For those of you not on the up and up with the writing lingo, WIP is work in progress.
I don’t have children. However, I have been exposed to them enough, and been one myself, to know how much you can love and despise them at the same time. No, not despise. That’s not the right word… More or less find them super frustrating.
All of which can be applied to how a writer views their novel.
Just like a parent, we the writer create our novel and give birth to our characters. And, also like a parent, there is a little bit of the writer in their novel. How can there not be? And no matter what an author tells you, yes, a bit (even if it’s just a pinch) of their personality is in each character.
So, you have given birth to your novel. Isn’t that fantastic!? You tell people you’re writing a novel and they get that impressed look on their face. And really, at first everything is hunky-dory. Things are flowing and you are loving where things are going.
And then, your WIP starts getting you up in the middle of the night. You have to write when that amazing idea pops into your head, and really, if you go to sleep you’ll forget what it was. But it’s okay, because it’s really not THAT much sleep you’re missing.
And then, it’s not just that it’s keeping you up at night. Your WIP starts to develop a mind of it’s own. The character’s will want to do one thing and you (as the more experienced individual) know what is best.

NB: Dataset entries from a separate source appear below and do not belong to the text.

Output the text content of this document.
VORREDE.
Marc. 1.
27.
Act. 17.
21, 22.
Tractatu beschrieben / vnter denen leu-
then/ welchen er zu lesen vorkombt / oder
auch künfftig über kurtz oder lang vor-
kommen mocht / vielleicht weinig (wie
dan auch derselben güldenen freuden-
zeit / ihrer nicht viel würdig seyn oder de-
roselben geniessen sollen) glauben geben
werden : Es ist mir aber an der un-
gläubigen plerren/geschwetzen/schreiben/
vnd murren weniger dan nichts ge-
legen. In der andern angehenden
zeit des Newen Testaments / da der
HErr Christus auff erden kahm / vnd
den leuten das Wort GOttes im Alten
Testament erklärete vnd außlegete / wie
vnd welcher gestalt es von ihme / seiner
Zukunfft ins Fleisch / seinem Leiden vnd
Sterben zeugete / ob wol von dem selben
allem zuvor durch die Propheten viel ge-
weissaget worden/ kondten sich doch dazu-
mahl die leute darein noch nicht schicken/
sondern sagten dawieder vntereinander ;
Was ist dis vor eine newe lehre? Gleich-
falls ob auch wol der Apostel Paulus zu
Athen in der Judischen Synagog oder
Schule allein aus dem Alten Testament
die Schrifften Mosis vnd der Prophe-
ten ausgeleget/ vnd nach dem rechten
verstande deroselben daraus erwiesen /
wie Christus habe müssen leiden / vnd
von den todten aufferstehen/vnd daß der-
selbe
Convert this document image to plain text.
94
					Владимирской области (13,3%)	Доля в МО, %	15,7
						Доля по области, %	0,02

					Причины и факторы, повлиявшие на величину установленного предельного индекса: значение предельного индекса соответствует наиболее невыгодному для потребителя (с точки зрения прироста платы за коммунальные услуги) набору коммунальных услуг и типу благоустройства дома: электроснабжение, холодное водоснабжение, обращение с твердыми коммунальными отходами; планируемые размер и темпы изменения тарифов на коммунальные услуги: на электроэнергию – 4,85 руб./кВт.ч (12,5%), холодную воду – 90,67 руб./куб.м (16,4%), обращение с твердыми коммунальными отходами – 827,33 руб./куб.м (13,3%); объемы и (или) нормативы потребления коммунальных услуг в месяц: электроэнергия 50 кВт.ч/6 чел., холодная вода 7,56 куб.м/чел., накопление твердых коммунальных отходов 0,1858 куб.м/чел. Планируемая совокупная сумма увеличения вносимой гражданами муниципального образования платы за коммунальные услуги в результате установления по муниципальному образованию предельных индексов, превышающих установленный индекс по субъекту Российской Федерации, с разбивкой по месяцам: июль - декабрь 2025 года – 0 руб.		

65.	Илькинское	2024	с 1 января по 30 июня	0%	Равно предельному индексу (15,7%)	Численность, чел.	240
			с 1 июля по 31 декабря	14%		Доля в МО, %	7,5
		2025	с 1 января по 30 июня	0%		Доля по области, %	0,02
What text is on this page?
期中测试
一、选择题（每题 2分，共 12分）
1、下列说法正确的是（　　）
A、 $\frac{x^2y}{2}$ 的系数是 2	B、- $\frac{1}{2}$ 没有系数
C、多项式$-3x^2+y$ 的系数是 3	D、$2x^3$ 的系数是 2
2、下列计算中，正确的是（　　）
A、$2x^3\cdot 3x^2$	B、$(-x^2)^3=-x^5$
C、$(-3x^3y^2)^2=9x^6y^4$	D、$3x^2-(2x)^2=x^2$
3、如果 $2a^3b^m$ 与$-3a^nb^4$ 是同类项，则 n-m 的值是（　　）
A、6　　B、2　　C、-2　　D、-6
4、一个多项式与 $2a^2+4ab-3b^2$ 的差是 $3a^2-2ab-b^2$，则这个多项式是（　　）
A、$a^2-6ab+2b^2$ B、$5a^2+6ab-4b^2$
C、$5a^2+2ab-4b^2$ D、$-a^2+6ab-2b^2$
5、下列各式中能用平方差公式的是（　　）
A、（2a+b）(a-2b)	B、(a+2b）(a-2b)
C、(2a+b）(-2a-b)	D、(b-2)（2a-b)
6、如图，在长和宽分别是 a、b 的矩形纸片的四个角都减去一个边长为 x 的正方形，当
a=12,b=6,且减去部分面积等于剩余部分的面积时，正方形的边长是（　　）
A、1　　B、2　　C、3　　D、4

Every once and a while you let the characters do what they want, and sometimes it works out, but mostly it just turns into a train wreck. One where you are left picking up the pieces.
Then, you’ll want your characters to do one thing, and they just won’t do it. So you have to give up and move on and try something else. Because sometimes, you really don’t know what’s best.
The WIP enters the teenage years and really, I hope I don’t have to tell you what that’s like. Lots of slamming doors, fights, the words “you don’t understand” are thrown around a bunch, and you WISH that things would go better. So, you take a break. Not give up, because no parent (well, no good parent) will give us on a child. You and your WIP still have to be in the same room together, and slowly, you make progress.
And then it goes to college (now I’ve never had a WIP finished or published, but I think I know what it’ll be like…) You’ll miss it. You’ll think of all the good times you had together and you’ll think how you weren’t ready for it to leave the nest. There was still so much you had to do, so much you still could do. But no, by then it’s all grown up and out there in the world, making it’s own way.
You smile and miss it so much, you start another WIP.